En une fraction de seconde, une partie de l’humanité avait déclenché la puissance de feu d’un Soleil à la surface de la Terre. La bombe qui a rasé Hiroshima était équivalente à environ 15 kilotonnes de TNT. Ivy Mike était d'environ 10,4 mégatonnes, près de 700 fois plus puissantes. L'explosion a laissé des dommages irréels : le sol a été littéralement vaporisé sur une zone circulaire de 1 km de large, laissant un énorme cratère vitrifié de plus de 1,5 km de diamètre et de plus de 75 mètres de profondeur. Il a fallu recouvrir la zone d'un imposant sarcophage de béton conçu spécialement pour contenir les radiations. Ce mégadôme existe toujours. Le champignon a grimpé à 17 kilomètres en 90 secondes seulement, entrant dans la stratosphère. Une minute plus tard, il a atteint 33 kilomètres, pour finalement se stabiliser à un plafond de 36.5 kilomètres. Une demi-heure après l'essai, le champignon s'étend sur 96.5 kilomètres de large.

Fait incroyable, en provoquant l'explosion d'Ivy Mike, l'homme réussit à produire des éléments encore inconnus : deux nouveaux isotopes du plutonium – le plutonium 244 et le plutonium 246 - et de nouveaux métaux lourds - l'einsteinium et le fermium. Reste que son effet premier sera dévastateur. Un volume d’eau radioactif se répand à travers l’archipel, la région contaminée pour des centaines d’années. Une pollution de l'atmosphère a également été inévitable.

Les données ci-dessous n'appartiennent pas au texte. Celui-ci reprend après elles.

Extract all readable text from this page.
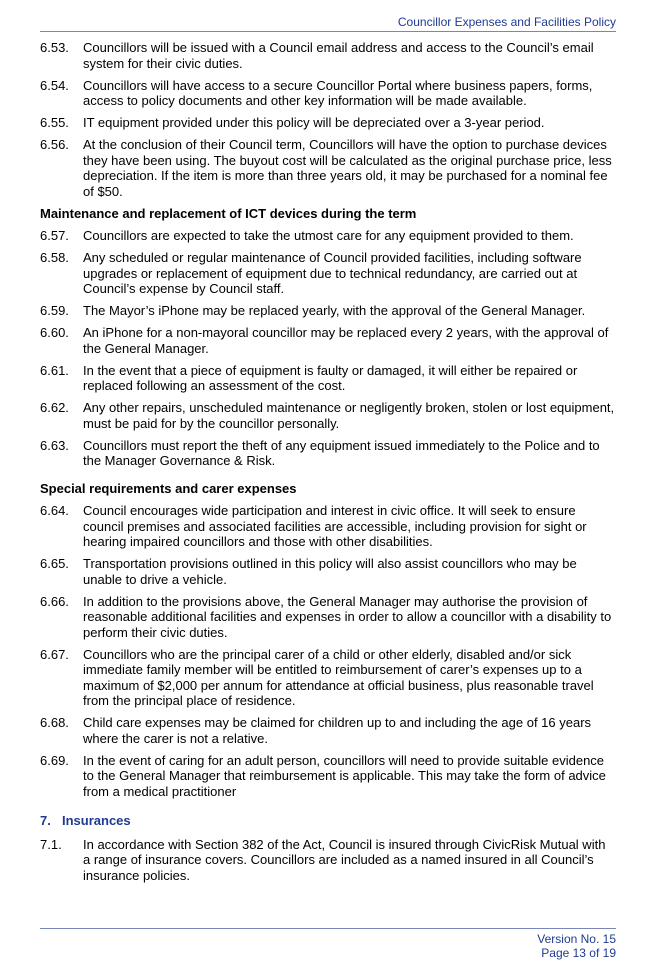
Councillor Expenses and Facilities Policy
6.53.	Councillors will be issued with a Council email address and access to the Council’s email system for their civic duties.
6.54.	Councillors will have access to a secure Councillor Portal where business papers, forms, access to policy documents and other key information will be made available.
6.55.	IT equipment provided under this policy will be depreciated over a 3-year period.
6.56.	At the conclusion of their Council term, Councillors will have the option to purchase devices they have been using. The buyout cost will be calculated as the original purchase price, less depreciation. If the item is more than three years old, it may be purchased for a nominal fee of $50.
Maintenance and replacement of ICT devices during the term
6.57.	Councillors are expected to take the utmost care for any equipment provided to them.
6.58.	Any scheduled or regular maintenance of Council provided facilities, including software upgrades or replacement of equipment due to technical redundancy, are carried out at Council’s expense by Council staff.
6.59.	The Mayor’s iPhone may be replaced yearly, with the approval of the General Manager.
6.60.	An iPhone for a non-mayoral councillor may be replaced every 2 years, with the approval of the General Manager.
6.61.	In the event that a piece of equipment is faulty or damaged, it will either be repaired or replaced following an assessment of the cost.
6.62.	Any other repairs, unscheduled maintenance or negligently broken, stolen or lost equipment, must be paid for by the councillor personally.
6.63.	Councillors must report the theft of any equipment issued immediately to the Police and to the Manager Governance & Risk.
Special requirements and carer expenses
6.64.	Council encourages wide participation and interest in civic office. It will seek to ensure council premises and associated facilities are accessible, including provision for sight or hearing impaired councillors and those with other disabilities.
6.65.	Transportation provisions outlined in this policy will also assist councillors who may be unable to drive a vehicle.
6.66.	In addition to the provisions above, the General Manager may authorise the provision of reasonable additional facilities and expenses in order to allow a councillor with a disability to perform their civic duties.
6.67.	Councillors who are the principal carer of a child or other elderly, disabled and/or sick immediate family member will be entitled to reimbursement of carer’s expenses up to a maximum of $2,000 per annum for attendance at official business, plus reasonable travel from the principal place of residence.
6.68.	Child care expenses may be claimed for children up to and including the age of 16 years where the carer is not a relative.
6.69.	In the event of caring for an adult person, councillors will need to provide suitable evidence to the General Manager that reimbursement is applicable. This may take the form of advice from a medical practitioner
7. Insurances
7.1.	In accordance with Section 382 of the Act, Council is insured through CivicRisk Mutual with a range of insurance covers. Councillors are included as a named insured in all Council’s insurance policies.
Version No. 15
Page 13 of 19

Mystère de l'histoire, il ne semble pas exister de documents publics précis sur cette question. Mystère également, sur les conséquences sanitaires. Notamment sur le degré d’exposition aux radiations du personnel associé à la fabrication de la bombe, aux essais et surtout au nettoyage du site dans les années 1970. Quant à la population, il ne fait aucun doute que les conséquences furent nombreuses et le plus souvent oubliées. Le 15 mai 1977, l'armée américaine – avec plus de 4 000 militaires - a eu ordre de décontaminer les îles de l'atoll d'Eniwetok, dans le cadre du programme « Enewetak Radiological Support Project ». En 1980, le gouvernement des États-Unis décréta que les îles étaient de nouveau habitables… Le doute reste permis, l’irradiation des populations aussi.

Pour la petite histoire dans la grande, les deux groupes d’îles sont nommés les Ratak, ce qui signifie « lever du soleil », et les Ralik, ce qui signifie « coucher du soleil ». Par la force de la chose, l’île d'Elugelab n’est plus qu’une « sombre nuit », provoquée par l’Homme.



*Gordon, Thomas. 2011. « Histoire des services secrets britanniques ». Nouveau Monde éditions. pp. 543.